Screw dislocations in mollusk shells: Ternary phase field model PF3 predicts the formation of screw dislocations pairs in 3D, a phenomenon analogous to the experimental findings. Inclusion of elasticity into the model is needed to capture the proper dynamic behavior during growth.

Sprinkle formation in coral skeletons: model PF1 was used to explore the possible mechanism for the formation of nanoscale crystallites “sprinkles”, whose presence was reported recently in the skeletons of certain coral species. Assuming a diffusion controlled mechanism in confined space, we observe the formation of sprinkle bands at the spine of the arms of the corallite as a trace of fast solidification at the arm tips, whereas larger crystallites form at the sides of the arms. The simulations show that varying the orientation mobility (proportional to the rotational diffusion coefficient of the molecules/ions) or the driving force of crystallization (via changing either the supersaturation or the temperature), one can control the amount of sprinkles between essentially no sprinkle and dominantly sprinkled microstructures.

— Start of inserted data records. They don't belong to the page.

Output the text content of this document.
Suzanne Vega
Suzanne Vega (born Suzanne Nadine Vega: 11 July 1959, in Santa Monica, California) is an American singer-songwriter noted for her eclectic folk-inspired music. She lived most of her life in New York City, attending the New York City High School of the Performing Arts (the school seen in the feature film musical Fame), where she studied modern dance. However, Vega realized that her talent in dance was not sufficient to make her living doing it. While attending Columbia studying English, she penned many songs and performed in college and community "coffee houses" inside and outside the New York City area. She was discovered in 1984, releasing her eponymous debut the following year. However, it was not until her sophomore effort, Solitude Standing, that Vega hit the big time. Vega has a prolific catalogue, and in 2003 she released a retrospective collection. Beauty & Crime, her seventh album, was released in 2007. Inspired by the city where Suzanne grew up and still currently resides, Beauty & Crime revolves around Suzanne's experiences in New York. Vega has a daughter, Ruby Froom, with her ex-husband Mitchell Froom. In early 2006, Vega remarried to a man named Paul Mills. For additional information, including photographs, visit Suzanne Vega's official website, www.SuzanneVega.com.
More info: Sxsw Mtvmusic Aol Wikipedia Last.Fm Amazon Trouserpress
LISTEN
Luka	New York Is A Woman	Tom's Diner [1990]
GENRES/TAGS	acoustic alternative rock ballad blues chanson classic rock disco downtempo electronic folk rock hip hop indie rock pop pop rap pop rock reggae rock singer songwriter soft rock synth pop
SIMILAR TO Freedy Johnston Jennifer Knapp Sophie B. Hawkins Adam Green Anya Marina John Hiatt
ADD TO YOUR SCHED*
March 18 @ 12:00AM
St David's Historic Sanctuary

Unquestionably, the applied models should be viewed as only minimum models of the processes taking place during biomineralization. Yet, we believe that phase-field modeling complemented with biochemical/biological information has the potential to contribute to a better qualitative or even quantitative understanding of morphogenesis in simple cases. Introduction of more complex models can certainly improve the mathematical representation of the associated phenomena. Ultimate limitations of such approaches stem from the fact that living organisms cannot be modeled within this framework: they can only be represented by boundary conditions of different complexity. Despite these, in specific cases, we recovered structures closely resembling their biogenic counterpart. The resemblance of the simulated and natural biominerals suggests that, underneath the immense biological complexity observed in living organisms, the underlying design principles for biological structures may be so simple that they can be understood with simple math and simulated by phase-field theory.

Finally, we note that our simulations outline conditions, under which standard materials science processes can be used to create inorganic substances that mimic the microstructures observed to form in living organisms, a knowledge that may open up ways for creating new biomimetic/bioinspired composite materials.